Since the means and variances are fixed during inference,
the normalization is simply a linear transform applied to
each activation. It may further be composed with the scaling
by γ and shift by β, to yield a single linear transform

Let’s now “compress” the entire batch norm to a very simple linear transform as claimed and derive the parameters:

\(
y_i = \gamma \cdot \frac{x_i – \mu_B}{\sqrt{\sigma^2_B + \epsilon}} + \beta
\)
Since \( \gamma \), \( \mu_B \), \( \sigma^2_B \), and \( \epsilon \) are constants known ahead of running inference, we can simplify the expression and get:

\(
y_i = \eta x_i + \omega
\)
With \( \eta = \frac{\gamma}{\sqrt{\sigma^2_B + \epsilon}} \) and \( \omega = –
\frac{\gamma\mu_B}{\sqrt{\sigma^2_B + \epsilon}} + \beta \).

How do we implement batch normalization for inference then?
A loop can do the job very well. In this case also a BLAS function called AXPY together with a couple of other calls might do the job. Since AXPY will destroy the input data replacing it with the output it is not a perfect fit for our operation. We can quickly code the straightforward loop:

for(i=0;i<n;i++) {
  output[i] = input[i]*eta + omega; 
}

I had a look at the batch norm implementation in a couple of frameworks, Caffe and clDNN from Intel. Caffe does not distinguish well between training and inference time so it does not take real advantage of the situation. While clDNN does a great job, it still does calculations and data movements that can be avoided at inference time.
\( \eta \) and \( \omega \) can be computed at model loading ahead of time so the only calculation that needs to be done at every inference is the simple loop above.
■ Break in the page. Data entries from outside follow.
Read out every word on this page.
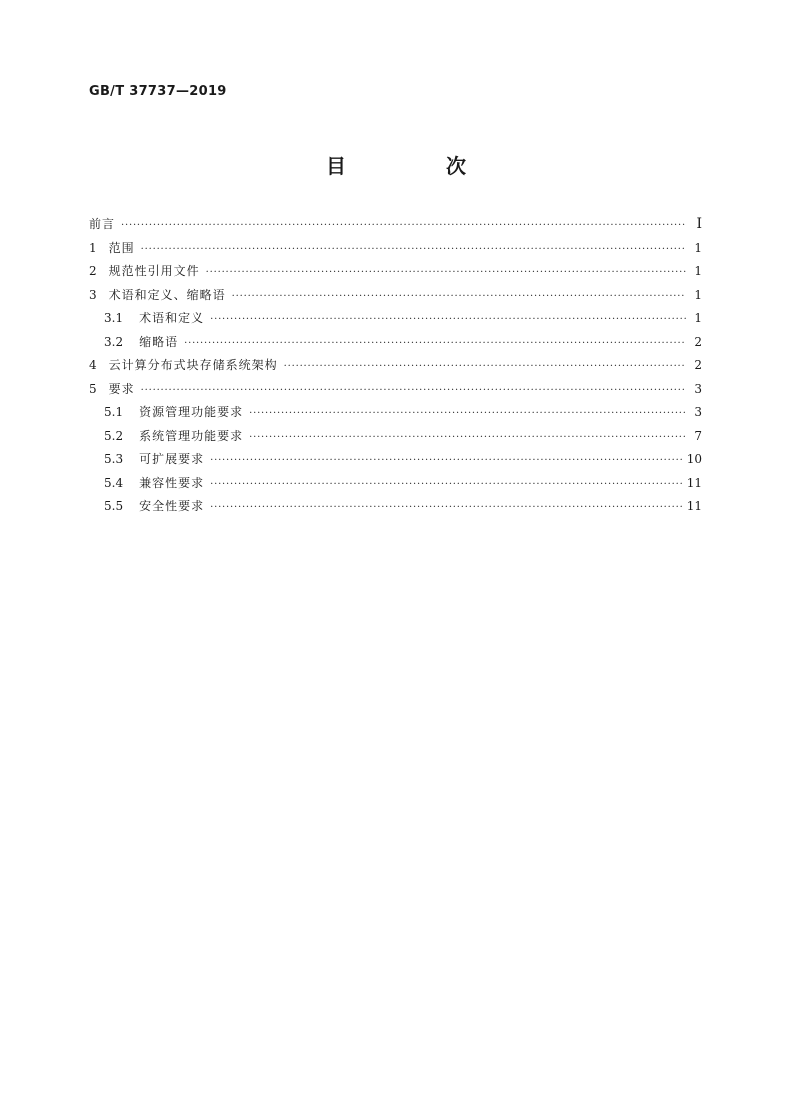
GB/T 37737—2019
目　次
前言 ·····	Ⅰ
1 范围 ·····	1
2 规范性引用文件 ·····	1
3 术语和定义、缩略语 ·····	1
3.1 术语和定义 ·····	1
3.2 缩略语 ·····	2
4 云计算分布式块存储系统架构 ·····	2
5 要求 ·····	3
5.1 资源管理功能要求 ·····	3
5.2 系统管理功能要求 ·····	7
5.3 可扩展要求 ·····	10
5.4 兼容性要求 ·····	11
5.5 安全性要求 ·····	11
In my simple inference engine the batch norm implementation (Caffe-compatible) is merged with ReLU activation to further reduce memory traffic. The unoptimized, but already well performing kernel looks like:

static inline void bn_arrays(float * __restrict__ data_in, float * __restrict__ data_out, size_t n, float nrm, float mn_nrm, bool relu)
{
    if(relu) {
        for(size_t k=0;k<n;k++) {
            data_out[k] = max(data_in[k]*nrm - mn_nrm, 0.0f);
        }
    } else {
        for(size_t k=0;k<n;k++) {
            data_out[k] = data_in[k]*nrm - mn_nrm;
        }
    }
}

We see that in order to reduce memory traffic, we have to give up some code modularity and group operations while looping on data. We might not find in a library the function that does exactly what we need such that we can avoid having a naked loop in our code. Even if we could find it, if the performance is an important factor, the right approach is to measure the performance of different approaches and choose the best one. The way to come up with efficient code is to think in terms of data movement and remember that there is a memory bottleneck.
Code generality and aiming at code reuse are very good principles, but when performance is an important requirement it is not always obvious how to satisfy these often incompatible constraints.
My preference goes to performance, in this case the function is very simple, the logic is straightforward, and I find it more clear than the function-call based implementations.